Although reporting likely exaggerated the degree of ordnance-stock depletion during Libya, the large number of sorties that smaller countries such as Denmark undertook will shift the burden onto larger air forces, such as the United States, U.K., and France. Mitigating that, fortunately, would be presumed Turkish participation in a Syrian air campaign, bringing to bear the world’s third-largest F-16 operator. That said, given the potential susceptibility of Turkish aircraft to insufficiently degraded Syrian IADS, the burden they can bear in initial strikes is unclear. While Turkey has a clear stake in Syria, the political will for participating in another aerial campaign is also questionable.
While European countries, especially France, were enthusiastic about intervention in Libya, for Syria there seems no comparable fervor. Even under the aegis of a NATO operation, it is unlikely Germany—sadly, given its advanced SEAD capabilities—would participate, and other countries, such as Britain, France, and Italy, may not be as forthcoming with their aerial support.

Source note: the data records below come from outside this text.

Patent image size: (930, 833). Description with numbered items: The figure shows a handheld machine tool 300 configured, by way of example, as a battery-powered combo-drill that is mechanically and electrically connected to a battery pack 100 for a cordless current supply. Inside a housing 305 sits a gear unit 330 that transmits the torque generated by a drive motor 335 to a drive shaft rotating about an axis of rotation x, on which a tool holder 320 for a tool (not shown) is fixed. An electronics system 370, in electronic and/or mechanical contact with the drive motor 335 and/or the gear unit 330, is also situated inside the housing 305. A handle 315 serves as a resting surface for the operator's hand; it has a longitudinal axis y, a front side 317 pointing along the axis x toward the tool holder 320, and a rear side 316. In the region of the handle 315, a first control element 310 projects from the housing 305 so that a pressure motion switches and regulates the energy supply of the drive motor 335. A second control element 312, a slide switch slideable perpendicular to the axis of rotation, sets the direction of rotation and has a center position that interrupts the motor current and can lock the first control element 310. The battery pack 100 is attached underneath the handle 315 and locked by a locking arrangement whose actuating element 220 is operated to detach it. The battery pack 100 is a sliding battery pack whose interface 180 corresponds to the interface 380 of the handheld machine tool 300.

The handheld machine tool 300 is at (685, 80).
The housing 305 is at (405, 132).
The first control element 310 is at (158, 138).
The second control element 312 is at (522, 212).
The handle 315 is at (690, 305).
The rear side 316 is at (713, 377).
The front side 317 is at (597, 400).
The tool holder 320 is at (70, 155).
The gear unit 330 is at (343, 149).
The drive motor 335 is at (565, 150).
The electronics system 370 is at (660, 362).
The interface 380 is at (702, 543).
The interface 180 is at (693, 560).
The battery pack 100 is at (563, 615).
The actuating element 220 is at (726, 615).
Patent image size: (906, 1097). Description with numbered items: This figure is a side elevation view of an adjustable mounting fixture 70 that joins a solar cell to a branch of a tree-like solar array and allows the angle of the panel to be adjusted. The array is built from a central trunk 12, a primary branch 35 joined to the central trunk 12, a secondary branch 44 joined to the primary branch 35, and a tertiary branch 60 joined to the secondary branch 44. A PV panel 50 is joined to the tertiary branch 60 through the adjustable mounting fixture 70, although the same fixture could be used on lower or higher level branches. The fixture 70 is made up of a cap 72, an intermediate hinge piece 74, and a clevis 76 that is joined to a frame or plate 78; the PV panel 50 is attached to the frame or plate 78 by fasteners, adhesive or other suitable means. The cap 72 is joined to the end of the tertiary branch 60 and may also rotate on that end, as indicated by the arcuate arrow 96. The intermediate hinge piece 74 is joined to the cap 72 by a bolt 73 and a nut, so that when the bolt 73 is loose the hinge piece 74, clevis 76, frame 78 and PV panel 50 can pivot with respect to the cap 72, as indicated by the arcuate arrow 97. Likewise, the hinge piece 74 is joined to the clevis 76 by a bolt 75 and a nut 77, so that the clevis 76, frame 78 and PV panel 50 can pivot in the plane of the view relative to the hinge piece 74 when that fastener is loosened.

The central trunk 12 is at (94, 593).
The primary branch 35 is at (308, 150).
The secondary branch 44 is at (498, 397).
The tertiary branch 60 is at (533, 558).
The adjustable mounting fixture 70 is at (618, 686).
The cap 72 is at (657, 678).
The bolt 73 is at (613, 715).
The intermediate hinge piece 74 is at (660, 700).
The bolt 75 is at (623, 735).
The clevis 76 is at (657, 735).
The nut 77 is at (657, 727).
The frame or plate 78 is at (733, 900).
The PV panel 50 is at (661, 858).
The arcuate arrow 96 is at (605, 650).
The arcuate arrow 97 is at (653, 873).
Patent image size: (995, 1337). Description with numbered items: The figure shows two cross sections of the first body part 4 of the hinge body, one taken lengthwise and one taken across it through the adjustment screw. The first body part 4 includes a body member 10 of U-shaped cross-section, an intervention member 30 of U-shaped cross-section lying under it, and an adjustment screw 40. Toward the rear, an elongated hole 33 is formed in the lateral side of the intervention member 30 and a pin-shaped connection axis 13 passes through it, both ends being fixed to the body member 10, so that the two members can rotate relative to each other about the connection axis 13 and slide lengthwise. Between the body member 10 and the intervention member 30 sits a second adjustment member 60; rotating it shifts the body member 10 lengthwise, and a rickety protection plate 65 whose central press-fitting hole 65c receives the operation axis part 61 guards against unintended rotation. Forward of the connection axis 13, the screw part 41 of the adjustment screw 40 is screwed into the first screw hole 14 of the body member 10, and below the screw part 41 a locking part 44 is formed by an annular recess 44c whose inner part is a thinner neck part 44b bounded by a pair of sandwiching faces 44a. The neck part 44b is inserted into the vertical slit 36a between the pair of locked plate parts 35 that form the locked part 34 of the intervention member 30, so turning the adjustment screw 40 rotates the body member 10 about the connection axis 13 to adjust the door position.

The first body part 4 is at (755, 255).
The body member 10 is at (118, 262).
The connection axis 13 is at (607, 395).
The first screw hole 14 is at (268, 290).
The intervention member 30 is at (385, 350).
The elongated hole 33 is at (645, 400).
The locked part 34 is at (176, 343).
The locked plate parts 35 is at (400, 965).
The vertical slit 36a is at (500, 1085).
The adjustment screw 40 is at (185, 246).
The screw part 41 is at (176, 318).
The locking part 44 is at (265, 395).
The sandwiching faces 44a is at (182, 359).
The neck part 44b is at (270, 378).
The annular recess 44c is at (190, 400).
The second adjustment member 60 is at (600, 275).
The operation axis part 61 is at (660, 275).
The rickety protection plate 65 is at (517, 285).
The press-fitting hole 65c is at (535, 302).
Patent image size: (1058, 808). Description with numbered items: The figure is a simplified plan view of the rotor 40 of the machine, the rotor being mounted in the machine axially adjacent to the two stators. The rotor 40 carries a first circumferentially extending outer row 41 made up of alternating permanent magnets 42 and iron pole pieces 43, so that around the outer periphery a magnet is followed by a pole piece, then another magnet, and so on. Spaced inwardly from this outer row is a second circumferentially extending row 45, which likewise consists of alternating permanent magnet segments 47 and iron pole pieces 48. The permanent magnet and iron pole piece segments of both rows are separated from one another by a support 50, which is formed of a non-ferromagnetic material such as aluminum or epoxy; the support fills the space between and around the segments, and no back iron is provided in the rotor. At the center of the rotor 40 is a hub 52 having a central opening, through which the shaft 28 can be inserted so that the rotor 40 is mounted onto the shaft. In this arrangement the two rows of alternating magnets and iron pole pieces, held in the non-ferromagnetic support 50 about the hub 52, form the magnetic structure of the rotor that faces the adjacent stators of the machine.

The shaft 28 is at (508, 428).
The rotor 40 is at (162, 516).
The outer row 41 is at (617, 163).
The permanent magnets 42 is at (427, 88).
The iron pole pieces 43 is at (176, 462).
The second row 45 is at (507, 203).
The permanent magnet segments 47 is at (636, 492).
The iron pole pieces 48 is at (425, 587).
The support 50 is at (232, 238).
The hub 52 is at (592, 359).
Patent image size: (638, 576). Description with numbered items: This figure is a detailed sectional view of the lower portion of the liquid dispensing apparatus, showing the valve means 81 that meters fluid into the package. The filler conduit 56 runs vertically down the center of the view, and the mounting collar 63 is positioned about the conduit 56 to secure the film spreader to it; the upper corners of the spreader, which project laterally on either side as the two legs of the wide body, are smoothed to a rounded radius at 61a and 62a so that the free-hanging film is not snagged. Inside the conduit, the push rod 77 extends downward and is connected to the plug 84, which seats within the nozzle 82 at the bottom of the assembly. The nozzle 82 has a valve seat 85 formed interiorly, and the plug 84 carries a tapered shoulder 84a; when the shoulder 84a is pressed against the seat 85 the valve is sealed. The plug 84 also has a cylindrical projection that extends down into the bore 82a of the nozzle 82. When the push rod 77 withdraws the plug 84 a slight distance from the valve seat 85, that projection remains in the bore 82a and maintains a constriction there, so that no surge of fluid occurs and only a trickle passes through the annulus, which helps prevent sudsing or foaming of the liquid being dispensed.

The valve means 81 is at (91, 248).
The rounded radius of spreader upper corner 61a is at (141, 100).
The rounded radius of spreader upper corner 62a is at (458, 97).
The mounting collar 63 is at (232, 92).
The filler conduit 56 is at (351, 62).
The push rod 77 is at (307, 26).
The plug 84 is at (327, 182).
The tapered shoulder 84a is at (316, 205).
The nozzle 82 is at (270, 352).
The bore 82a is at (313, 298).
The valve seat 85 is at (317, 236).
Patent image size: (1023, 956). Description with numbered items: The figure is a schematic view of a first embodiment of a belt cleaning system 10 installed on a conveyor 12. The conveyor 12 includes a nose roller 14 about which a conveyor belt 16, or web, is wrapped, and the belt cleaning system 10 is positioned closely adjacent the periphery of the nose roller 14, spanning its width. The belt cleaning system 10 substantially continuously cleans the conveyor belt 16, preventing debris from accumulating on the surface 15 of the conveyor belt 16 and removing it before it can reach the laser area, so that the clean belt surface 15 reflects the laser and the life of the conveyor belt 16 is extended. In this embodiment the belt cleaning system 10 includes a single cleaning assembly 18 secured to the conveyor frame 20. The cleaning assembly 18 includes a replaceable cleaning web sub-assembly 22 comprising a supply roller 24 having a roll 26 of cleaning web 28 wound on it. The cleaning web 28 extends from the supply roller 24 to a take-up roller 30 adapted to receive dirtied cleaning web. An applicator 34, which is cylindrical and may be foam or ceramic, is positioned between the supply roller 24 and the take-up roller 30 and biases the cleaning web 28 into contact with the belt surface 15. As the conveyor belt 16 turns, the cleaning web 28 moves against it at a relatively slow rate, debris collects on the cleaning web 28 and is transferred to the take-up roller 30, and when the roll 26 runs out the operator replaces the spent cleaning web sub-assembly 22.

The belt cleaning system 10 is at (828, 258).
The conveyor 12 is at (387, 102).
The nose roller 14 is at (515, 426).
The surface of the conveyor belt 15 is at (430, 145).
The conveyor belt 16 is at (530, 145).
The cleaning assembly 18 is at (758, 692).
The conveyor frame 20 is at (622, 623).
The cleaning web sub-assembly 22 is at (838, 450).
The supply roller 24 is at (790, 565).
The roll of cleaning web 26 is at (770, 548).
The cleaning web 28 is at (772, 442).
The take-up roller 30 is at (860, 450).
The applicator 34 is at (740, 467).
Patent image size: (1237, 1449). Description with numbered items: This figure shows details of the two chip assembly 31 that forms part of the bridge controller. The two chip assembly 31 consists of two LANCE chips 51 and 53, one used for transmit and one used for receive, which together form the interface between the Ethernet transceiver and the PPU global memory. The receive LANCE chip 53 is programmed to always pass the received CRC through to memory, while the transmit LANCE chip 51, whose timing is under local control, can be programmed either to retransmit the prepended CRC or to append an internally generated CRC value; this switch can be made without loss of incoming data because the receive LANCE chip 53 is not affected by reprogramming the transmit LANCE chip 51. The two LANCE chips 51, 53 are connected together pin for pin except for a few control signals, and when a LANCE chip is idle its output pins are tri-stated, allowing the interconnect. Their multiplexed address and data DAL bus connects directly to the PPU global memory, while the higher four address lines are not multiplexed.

Yet the Phase 1 of any air campaign in Syria—the reduction of its IADS—is likely to be a massive undertaking, significantly larger in scale than Libya, and in some ways more sophisticated in its technical challenges than the campaign in Kosovo.
Important questions remain, however. The ability of Phase 1 SEAD operations to clear the way for a broader campaign targeting the regime, enforcement of a “safe zone” against concentrated Syrian regime forces, or both, is partially dependent on the response of Syrian forces to initial SEAD efforts. In Libya, the regime had little in the way of mobile or semi-mobile SAMs, and even less cohesion or preparation for doing so. However, despite the inability of Libyans to respond to Odyssey Dawn’s overwhelming force, the will of the Libyan armed forces to resist remained unbroken.
Were Syria to judiciously disperse and delay use of its IADS, as Serbia did in 1999, it would severely limit Allied freedom of action. A persistent, dispersed, and mobile Syrian IADS capability would significantly complicate Allied attempts to enforce a no-fly zone, safe zone, or conduct other strikes against the regime. The threat of hidden or elusive SAMs would lower the rate of follow-on strike sorties and likely significantly increase the cost and potential casualties for the intervening force.
Several commentators, noting the efficacy of unmanned aerial vehicle (UAV) strikes in U.S. counterterrorism, have suggested using them in lieu of a broader campaign, but past campaigns demonstrate SEAD’s essential role. While UAVs are nigh invulnerable against insurgent groups without antiaircraft weapons, against well-equipped government, this omnipotence evaporates. In 1999, the U.S. Air Force sent five MQ-1 Predators to Serbia, which shot three down. A fourth crashed. In Libya, Predator strikes only began in April, after SEAD operations. Because combat UAVs are more vulnerable to hostile attack than manned aircraft, SEAD is a vital prerequisite.
While Syria is hardly invincible, Haggerty’s analysis is a stark reminder of the requirements simply for clearing the way for any kind of military campaign. The United States and its allies make unfettered access to aerial battlespace an integral part of their military operations. Given the cost of fighting without assured IADS suppression and air superiority, they will need to spare no expense in resourcing and prosecuting a comprehensive SEAD campaign over Syria. Though not insurmountable, a sober reading of the military challenges and resources available to meet them suggest that a Syrian air campaign—if it is to be painless—will not come cheaply.